Prep Time 15 minutes
Cook Time 30 minutes
Course Appetizer
Cuisine American
Servings 4 portions


  • Saucepan
  • Pot
  • Strainer


  • 1 cup dry white wine
  • 1 tablespoon tomato paste
  • 4 cups chicken broth
  • 1 bay leaf
  • 1 sprig fresh rosemary
  • 1 sprig fresh thyme
  • 1 tablespoon fennel seeds
  • 2 teaspoons cayenne
  • 1 teaspoon celery seeds
  • 1/2 teaspoon paprika
  • Kosher salt
  • Finely grated zest and juice of 1 small lemon
  • One 15-ounce can coconut milk
  • 1 pound shrimp peeled and deveined
  • 4 tablespoons 1/2 stick unsalted butter, cut into tablespoons
  • 2 tablespoons chopped fresh parsley


  • Whisk the wine and tomato paste together in a medium saucepan to dissolve the paste.
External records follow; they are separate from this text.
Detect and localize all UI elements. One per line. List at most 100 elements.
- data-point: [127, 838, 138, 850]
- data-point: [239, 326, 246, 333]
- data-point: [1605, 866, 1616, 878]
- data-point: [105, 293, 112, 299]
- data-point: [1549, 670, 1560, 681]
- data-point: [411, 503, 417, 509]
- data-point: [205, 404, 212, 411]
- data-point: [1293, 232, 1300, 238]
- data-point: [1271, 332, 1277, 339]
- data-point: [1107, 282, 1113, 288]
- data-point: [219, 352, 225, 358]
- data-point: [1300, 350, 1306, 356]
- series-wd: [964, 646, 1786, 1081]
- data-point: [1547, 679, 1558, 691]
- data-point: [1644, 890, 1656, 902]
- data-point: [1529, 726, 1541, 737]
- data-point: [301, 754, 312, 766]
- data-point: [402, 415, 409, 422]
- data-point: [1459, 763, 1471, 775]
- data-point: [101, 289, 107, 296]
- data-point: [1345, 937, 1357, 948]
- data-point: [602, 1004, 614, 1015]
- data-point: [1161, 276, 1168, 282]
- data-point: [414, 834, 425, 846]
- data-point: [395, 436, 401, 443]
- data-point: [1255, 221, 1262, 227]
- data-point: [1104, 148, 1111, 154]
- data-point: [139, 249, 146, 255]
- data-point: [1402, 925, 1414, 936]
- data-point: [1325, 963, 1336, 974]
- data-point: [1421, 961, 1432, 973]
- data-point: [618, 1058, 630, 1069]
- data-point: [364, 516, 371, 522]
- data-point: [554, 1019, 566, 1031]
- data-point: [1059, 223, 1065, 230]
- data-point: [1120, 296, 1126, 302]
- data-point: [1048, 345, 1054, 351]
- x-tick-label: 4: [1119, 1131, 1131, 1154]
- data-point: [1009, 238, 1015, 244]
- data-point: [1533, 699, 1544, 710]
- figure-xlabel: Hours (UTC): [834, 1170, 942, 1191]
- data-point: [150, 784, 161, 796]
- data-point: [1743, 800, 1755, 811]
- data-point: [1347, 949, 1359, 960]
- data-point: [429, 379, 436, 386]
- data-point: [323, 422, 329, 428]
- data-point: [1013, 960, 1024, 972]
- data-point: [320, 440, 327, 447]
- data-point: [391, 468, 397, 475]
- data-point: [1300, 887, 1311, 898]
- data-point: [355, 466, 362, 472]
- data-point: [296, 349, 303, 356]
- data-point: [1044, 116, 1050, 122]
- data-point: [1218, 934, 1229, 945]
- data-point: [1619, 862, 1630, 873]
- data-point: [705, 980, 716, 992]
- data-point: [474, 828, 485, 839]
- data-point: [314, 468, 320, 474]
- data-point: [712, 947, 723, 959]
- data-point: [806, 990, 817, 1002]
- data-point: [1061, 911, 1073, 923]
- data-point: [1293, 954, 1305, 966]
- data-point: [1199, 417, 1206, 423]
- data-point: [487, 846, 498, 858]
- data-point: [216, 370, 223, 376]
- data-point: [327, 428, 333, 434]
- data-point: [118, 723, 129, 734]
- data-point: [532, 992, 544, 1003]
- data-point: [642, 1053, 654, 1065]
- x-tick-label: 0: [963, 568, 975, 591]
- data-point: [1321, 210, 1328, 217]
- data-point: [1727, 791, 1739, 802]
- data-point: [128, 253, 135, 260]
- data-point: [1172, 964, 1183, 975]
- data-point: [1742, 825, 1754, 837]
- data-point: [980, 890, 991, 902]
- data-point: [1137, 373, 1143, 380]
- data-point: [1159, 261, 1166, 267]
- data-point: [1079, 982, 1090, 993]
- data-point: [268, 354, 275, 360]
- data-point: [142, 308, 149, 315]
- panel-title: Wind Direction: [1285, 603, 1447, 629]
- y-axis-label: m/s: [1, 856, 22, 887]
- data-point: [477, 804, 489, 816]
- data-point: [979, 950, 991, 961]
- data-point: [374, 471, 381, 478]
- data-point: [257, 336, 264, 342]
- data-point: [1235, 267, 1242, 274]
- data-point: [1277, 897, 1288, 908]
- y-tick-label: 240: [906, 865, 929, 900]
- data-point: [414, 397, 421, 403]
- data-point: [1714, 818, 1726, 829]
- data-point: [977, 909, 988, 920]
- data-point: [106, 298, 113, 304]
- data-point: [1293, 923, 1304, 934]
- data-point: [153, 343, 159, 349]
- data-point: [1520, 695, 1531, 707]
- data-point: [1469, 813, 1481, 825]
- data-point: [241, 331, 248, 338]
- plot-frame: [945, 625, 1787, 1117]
Add the chicken broth, bay leaf, rosemary, thyme, fennel seeds, cayenne, celery seeds, paprika and 1 teaspoon salt. Bring to a boil over medium-high heat; reduce the heat and simmer until slightly reduced and very flavorful, about 15 minutes.
  • Strain into a clean pot. Add the lemon zest, lemon juice and coconut milk and bring to a simmer. Add the shrimp; simmer until just cooked through, about 3 minutes. Remove from the heat and stir in the butter until melted. Add salt to taste.
  • Serve in shallow bowls, topped with parsley.